You can learn about trends by spending time at smaller local and regional airports like the Easton Airport. While they lack, or are spared from, the arrivals and departures of commercial airlines, air traffic at some of these airports seems to be increasing. Recently a passenger who is also a longtime pilot explained one of the reasons and possibly a new equation about air travel.
At the outset, he suggested what most know, flying in private aircraft today is not inexpensive. However, by observing who is flying it is clear that men and women of all ages and various income groups are piloting private planes and flying in private aircraft.
The advantages are pretty clear and our source suggested that those who fly aircraft have always enjoyed freedom and flexibility when traveling around the country.
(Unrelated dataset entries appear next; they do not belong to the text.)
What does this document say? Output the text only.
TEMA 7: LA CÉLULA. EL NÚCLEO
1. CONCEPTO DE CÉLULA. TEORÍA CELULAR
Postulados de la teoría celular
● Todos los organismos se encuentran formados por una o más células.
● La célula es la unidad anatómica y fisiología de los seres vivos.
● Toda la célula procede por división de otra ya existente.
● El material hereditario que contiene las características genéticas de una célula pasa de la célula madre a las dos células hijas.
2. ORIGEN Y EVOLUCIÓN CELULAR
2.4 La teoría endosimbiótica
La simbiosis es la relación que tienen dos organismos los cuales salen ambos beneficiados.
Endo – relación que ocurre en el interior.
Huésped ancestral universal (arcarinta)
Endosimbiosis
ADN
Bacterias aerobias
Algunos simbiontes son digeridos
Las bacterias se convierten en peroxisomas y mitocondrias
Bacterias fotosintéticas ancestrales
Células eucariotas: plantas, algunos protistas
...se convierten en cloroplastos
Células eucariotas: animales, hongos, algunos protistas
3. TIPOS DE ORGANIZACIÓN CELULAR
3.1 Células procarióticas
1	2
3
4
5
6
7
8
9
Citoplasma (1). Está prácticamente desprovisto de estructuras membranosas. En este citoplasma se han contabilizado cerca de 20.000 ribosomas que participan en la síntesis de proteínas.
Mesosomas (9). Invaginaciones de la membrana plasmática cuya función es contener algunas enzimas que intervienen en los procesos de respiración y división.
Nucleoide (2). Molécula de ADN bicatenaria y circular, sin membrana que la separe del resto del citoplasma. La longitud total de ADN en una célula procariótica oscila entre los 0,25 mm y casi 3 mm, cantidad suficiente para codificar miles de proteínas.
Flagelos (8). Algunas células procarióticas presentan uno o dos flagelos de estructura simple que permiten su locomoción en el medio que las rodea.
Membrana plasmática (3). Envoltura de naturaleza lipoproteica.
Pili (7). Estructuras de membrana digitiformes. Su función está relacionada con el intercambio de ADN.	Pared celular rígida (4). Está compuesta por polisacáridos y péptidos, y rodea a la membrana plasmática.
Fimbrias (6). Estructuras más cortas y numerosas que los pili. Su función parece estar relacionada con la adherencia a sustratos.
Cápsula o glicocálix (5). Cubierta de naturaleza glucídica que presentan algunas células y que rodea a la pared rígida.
While the travel time in the air might be longer than a commercial airline option, the flying is often fun and the total time “door to door” can be about the same or even shorter for pilots and passengers than the scheduled airline alternatives.
Reports indicate that the general aviation and business aviation communities have done much to improve the safety record of flying. The technology companies supporting the aviation community produce extraordinary technology now found in the most basic aircraft. Indeed, today’s pilots suggest the array of avionics in private aircraft often exceeds what is in the commercial airliner.
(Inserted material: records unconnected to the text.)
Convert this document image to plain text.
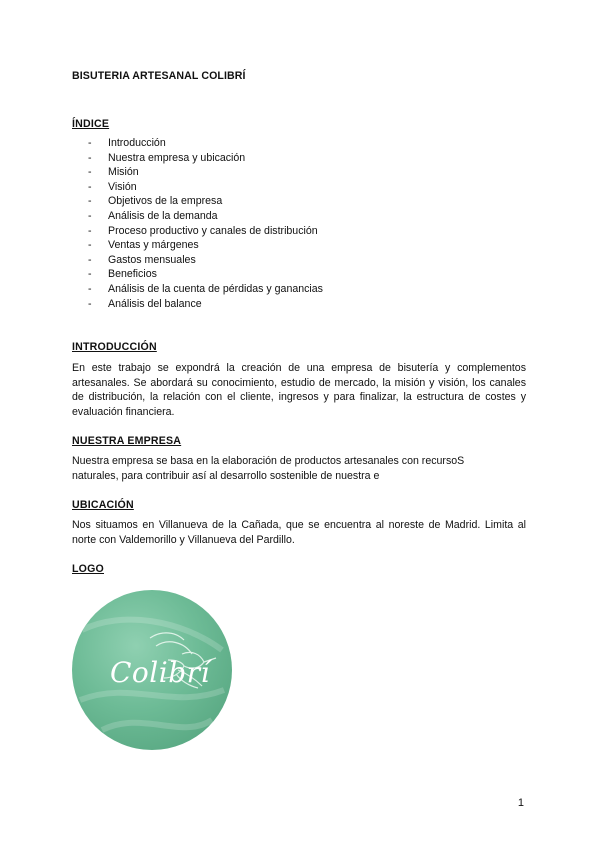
BISUTERIA ARTESANAL COLIBRÍ
ÍNDICE
-	Introducción
-	Nuestra empresa y ubicación
-	Misión
-	Visión
-	Objetivos de la empresa
-	Análisis de la demanda
-	Proceso productivo y canales de distribución
-	Ventas y márgenes
-	Gastos mensuales
-	Beneficios
-	Análisis de la cuenta de pérdidas y ganancias
-	Análisis del balance
INTRODUCCIÓN

En este trabajo se expondrá la creación de una empresa de bisutería y complementos artesanales. Se abordará su conocimiento, estudio de mercado, la misión y visión, los canales de distribución, la relación con el cliente, ingresos y para finalizar, la estructura de costes y evaluación financiera.

NUESTRA EMPRESA

Nuestra empresa se basa en la elaboración de productos artesanales con recursoS naturales, para contribuir así al desarrollo sostenible de nuestra e

UBICACIÓN

Nos situamos en Villanueva de la Cañada, que se encuentra al noreste de Madrid. Limita al norte con Valdemorillo y Villanueva del Pardillo.

LOGO
Colibrí
1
Add to this, there are over 5,000 public use airports in the United States today and the airlines serve fewer than 500 (a number that’s declining).
Some may remember that about a dozen years ago, there were projections that we might suddenly see more air travel utilizing on demand aircraft, so called air taxis. What did occur was number of aircraft used for charter flights and corporate travel grew utilizing the network of small and regional airports across the country as well as the large metropolitan airfields.
However, the most interesting point made was that like so much around us today, COVID-19 may, when it comes to air travel, present a new equation when considering flying in something other than a scheduled commercial airliner.
It was pointed out that no longer is the cost of flying represented just by the ticket price. Today, it must include new risks and not the kind where metal objects are colliding.
All of us know that doing anything in close proximity to others gives thoughtful people pause with the ongoing COVID-19 battle. Surveys suggest people are wary of returning to commercial aircraft. And, if that is not enough, some airlines have publicly announced that they will be filling all the seats again – an announcement that might please some shareholders, but is hardly welcomed by their passengers.
A recent Business Insider magazine headline appeared after an airline announcement: “American Airlines will start selling middle seats again as airlines bet that customers won’t care about social distancing in flight.” To be fair, this announcement and article appeared last month.
However, the threat from hotspots has become a growing concern. Remember when things seemed out of control in Wuhan, China and countries started banning flights from China into their international airports? Well, consider these two facts:
Today, in the middle of July, the following was reported in the Washington Post:
“…Miami was declared the latest ‘epicenter of the epidemic,’ and a senior medical official compared it to Wuhan at the height of China’s struggles with the virus.
American Airlines lists 7 direct flights a day into our region from Miami and another 137 options to take flights with various connections to get into the area…all in one day.
The point raised was that we are now operating in ways thought to present high risks just a few months ago. Thus, in a very real sense, the “cost” of commercial air travel must take into consideration the personal risk associated with moving through more crowded terminals to an aircraft that may well be full.
So, suggested this one non-airline flying passenger, it only makes sense to look at alternatives to the airlines for at least for the next few months and leave the flying to two people sitting just ahead of you in a non-airline aircraft.
All of this prompted a bit of research.
There are numerous travel options today that provide people with safe, comfortable professionally flown aircraft that will actually meet you near where you live….Easton, for example.
A company called Linear Air offers a range of options from single engine piston aircraft to light jets. Another company, Wheels Up, offers a fleet of beautiful and comfortable King Air aircraft flying with multi engine turboprop efficiency as well as a wide range of small and large jets. And, if you want, you can share the cabin with just a few other people going between the same airports.
These and a multitude of other organizations provide space for several people and even pets, not to mention all sizes of bags. And, no one needs to go through busy terminals. The two-person crew take great care to ensure the aircraft are clean and sanitized between flights.
It’s clear that one key to the success of private flying is a strong local airport and we are fortunate to have one of the best run airports in the nation here in Easton. They are fully capable of sharing options for air travel. Take a look at their website for more information.
So, when people feel the need to fly for a family outing, a working meeting best done in person or need to transport members of a family or a group of colleagues, consider an approach that reduces a risk that just could present the greatest cost of all.
Craig Fuller served four years in the White House as assistant to President Reagan for Cabinet Affairs, followed by four years as chief of staff to Vice President George H.W. Bush. Having been engaged in five presidential campaigns and run public affairs firms and associations in Washington, D.C., he now resides on the Eastern Shore.